When machines just get it right:
Atomic-scale insights into defect-free growth of graphene
High-level synchrotron experiments confirm the sub-atomic precision of a machine-learning based prediction for the adsorption height of graphene at liquid metal catalysts. With such reliability, the AI-approach constitutes a powerful new tool to study the growth process of this much aspired material even under most extreme conditions.
Graphene has properties almost as if out of a picture book. It is simultaneously strong and flexible, it permeates water but filters gases, it is transparent like glass but at the same time conducts current better than a metal – and on top of it all, it is as thin as can be. Graphene consists just of a single layer of atoms. No surprise that interest in this wonder material (Nobel Prize 2010) explodes. Unfortunately, graphene displays all of these properties only when it is essentially defect free, and this is exactly what limits commercial production today.

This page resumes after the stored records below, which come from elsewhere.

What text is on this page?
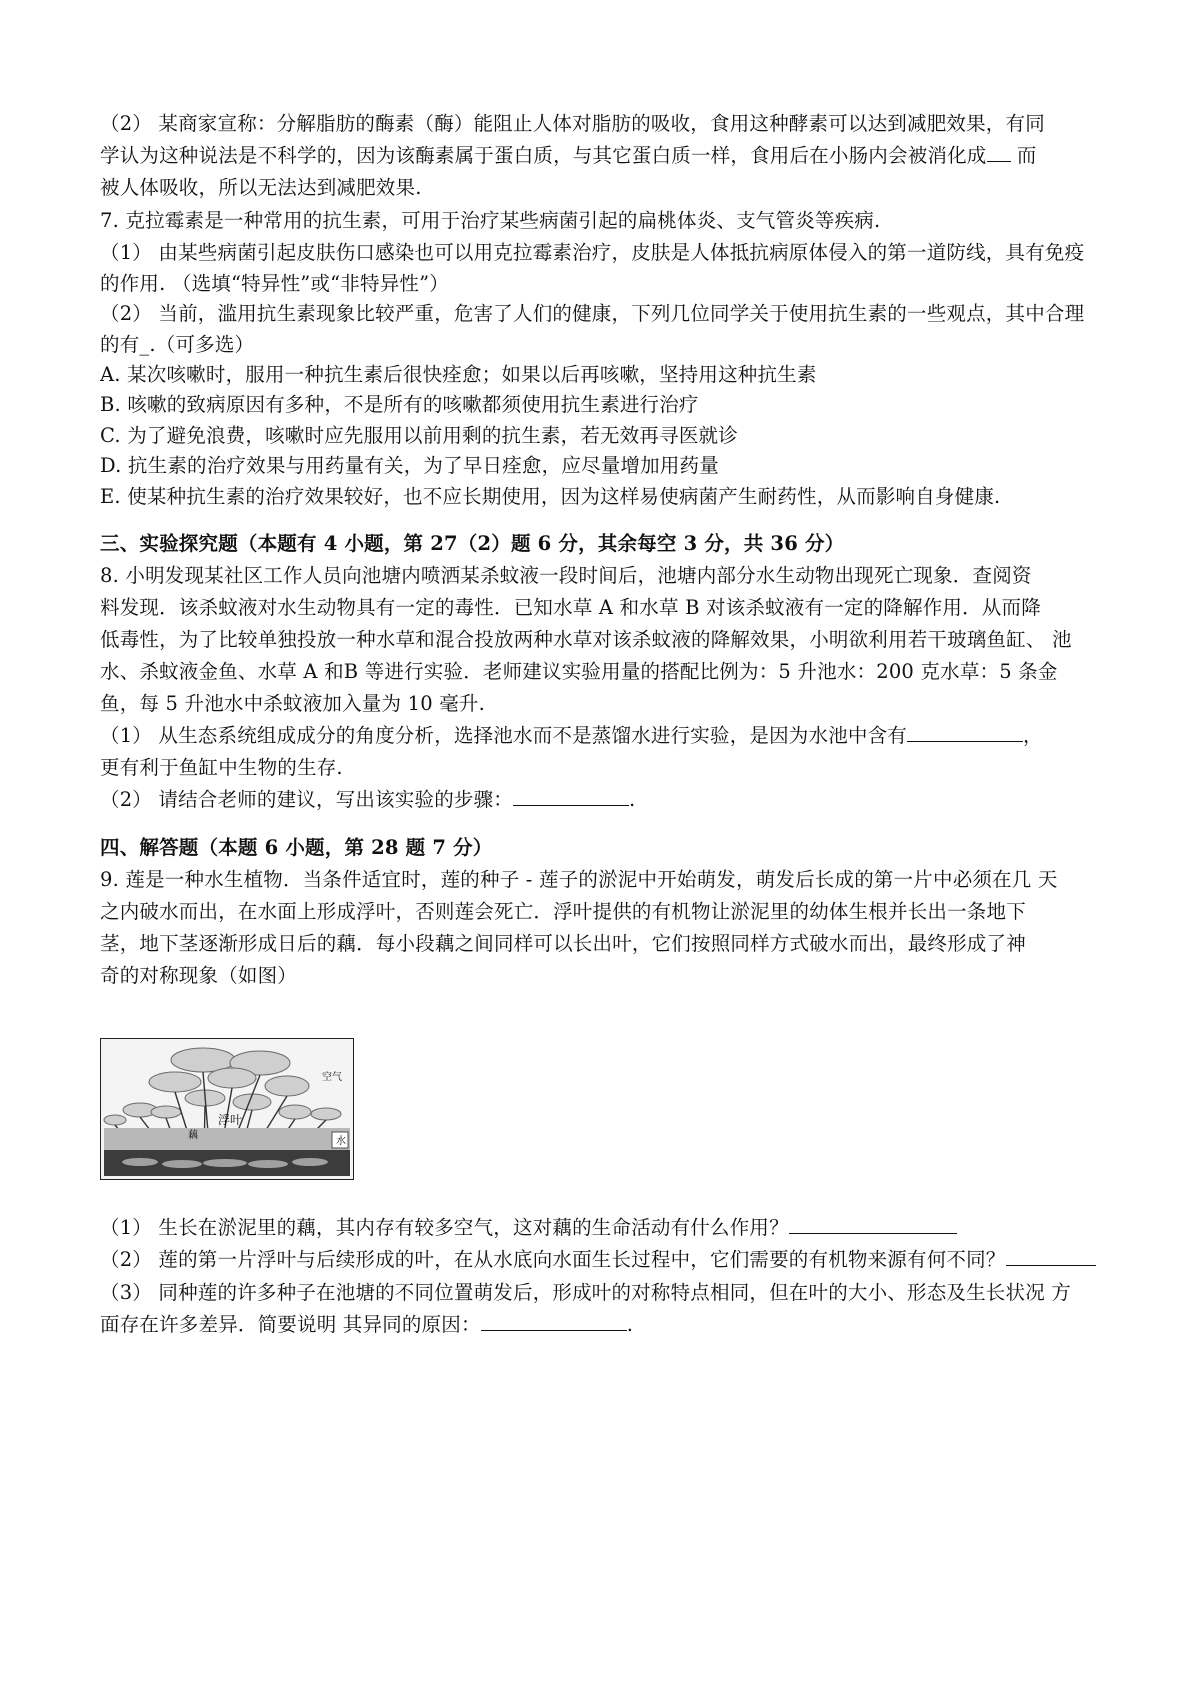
（2） 某商家宣称：分解脂肪的酶素（酶）能阻止人体对脂肪的吸收，食用这种酵素可以达到减肥效果，有同
学认为这种说法是不科学的，因为该酶素属于蛋白质，与其它蛋白质一样，食用后在小肠内会被消化成 而
被人体吸收，所以无法达到减肥效果.
7. 克拉霉素是一种常用的抗生素，可用于治疗某些病菌引起的扁桃体炎、支气管炎等疾病.
（1） 由某些病菌引起皮肤伤口感染也可以用克拉霉素治疗，皮肤是人体抵抗病原体侵入的第一道防线，具有免疫
的作用. （选填“特异性”或“非特异性”）
（2） 当前，滥用抗生素现象比较严重，危害了人们的健康，下列几位同学关于使用抗生素的一些观点，其中合理
的有_.（可多选）
A. 某次咳嗽时，服用一种抗生素后很快痊愈；如果以后再咳嗽，坚持用这种抗生素
B. 咳嗽的致病原因有多种，不是所有的咳嗽都须使用抗生素进行治疗
C. 为了避免浪费，咳嗽时应先服用以前用剩的抗生素，若无效再寻医就诊
D. 抗生素的治疗效果与用药量有关，为了早日痊愈，应尽量增加用药量
E. 使某种抗生素的治疗效果较好，也不应长期使用，因为这样易使病菌产生耐药性，从而影响自身健康.
三、实验探究题（本题有 4 小题，第 27（2）题 6 分，其余每空 3 分，共 36 分）
8. 小明发现某社区工作人员向池塘内喷洒某杀蚊液一段时间后，池塘内部分水生动物出现死亡现象．查阅资
料发现．该杀蚊液对水生动物具有一定的毒性．已知水草 A 和水草 B 对该杀蚊液有一定的降解作用．从而降
低毒性，为了比较单独投放一种水草和混合投放两种水草对该杀蚊液的降解效果，小明欲利用若干玻璃鱼缸、 池
水、杀蚊液金鱼、水草 A 和B 等进行实验．老师建议实验用量的搭配比例为：5 升池水：200 克水草：5 条金
鱼，每 5 升池水中杀蚊液加入量为 10 毫升.
（1） 从生态系统组成成分的角度分析，选择池水而不是蒸馏水进行实验，是因为水池中含有	，
更有利于鱼缸中生物的生存.
（2） 请结合老师的建议，写出该实验的步骤：	.
四、解答题（本题 6 小题，第 28 题 7 分）
9. 莲是一种水生植物．当条件适宜时，莲的种子 - 莲子的淤泥中开始萌发，萌发后长成的第一片中必须在几 天
之内破水而出，在水面上形成浮叶，否则莲会死亡．浮叶提供的有机物让淤泥里的幼体生根并长出一条地下
茎，地下茎逐渐形成日后的藕．每小段藕之间同样可以长出叶，它们按照同样方式破水而出，最终形成了神
奇的对称现象（如图）
空气
浮叶
藕
水
（1） 生长在淤泥里的藕，其内存有较多空气，这对藕的生命活动有什么作用？
（2） 莲的第一片浮叶与后续形成的叶，在从水底向水面生长过程中，它们需要的有机物来源有何不同？
（3） 同种莲的许多种子在池塘的不同位置萌发后，形成叶的对称特点相同，但在叶的大小、形态及生长状况 方
面存在许多差异．简要说明 其异同的原因：	.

Recently, highest-quality graphene films could be produced at copper catalysts. The gist was to melt the copper above 1100° degrees, so that the film growth occurs above the liquid metal surface. Yet, why these extreme conditions favor the formation of defect-free graphene is largely unknown. Not least the high temperatures and gas flows during growth hamper gaining the necessary atomic-level insights. Much hope is therefore placed on methods of machine learning that can accelerate highest-accuracy quantum mechanical predictions to a level that allows so-called molecular dynamics simulations to correctly account for the high mobility of atoms at the liquid copper surface. Up to now, there is very little experience as to the reliability of these AI approaches though.
As an important benchmark, scientists at the Fritz Haber Institute (FHI) predicted the height of a growing graphene layer above the liquid copper catalyst using these novel approaches, and compared it against measurements from high-level synchrotron experiments achieved within a European consortium. The result is striking. The machines were right down to 10-11 m, or within less than one millionth the width of a hair. This high precision, called “sub-Ångstrøm“ in the jargon of the field, demonstrates the impressive capabilities of the novel AI approaches to acquire detailed insights into the microscopic growth process. “Our results nicely show the unprecedented possibilities”, summarizes the leader of the FHI-team Dr. Heenen proudly. “Intriguingly, the data on adsorption height suggest an essentially identical chemical interaction of graphene with solid and liquid copper. This renders the superior synthesis above the liquid metal surface even more mysterious.” As so often in science, one question answered raises several new ones – at least with the AI approaches the researchers now have a powerful new tool at hand.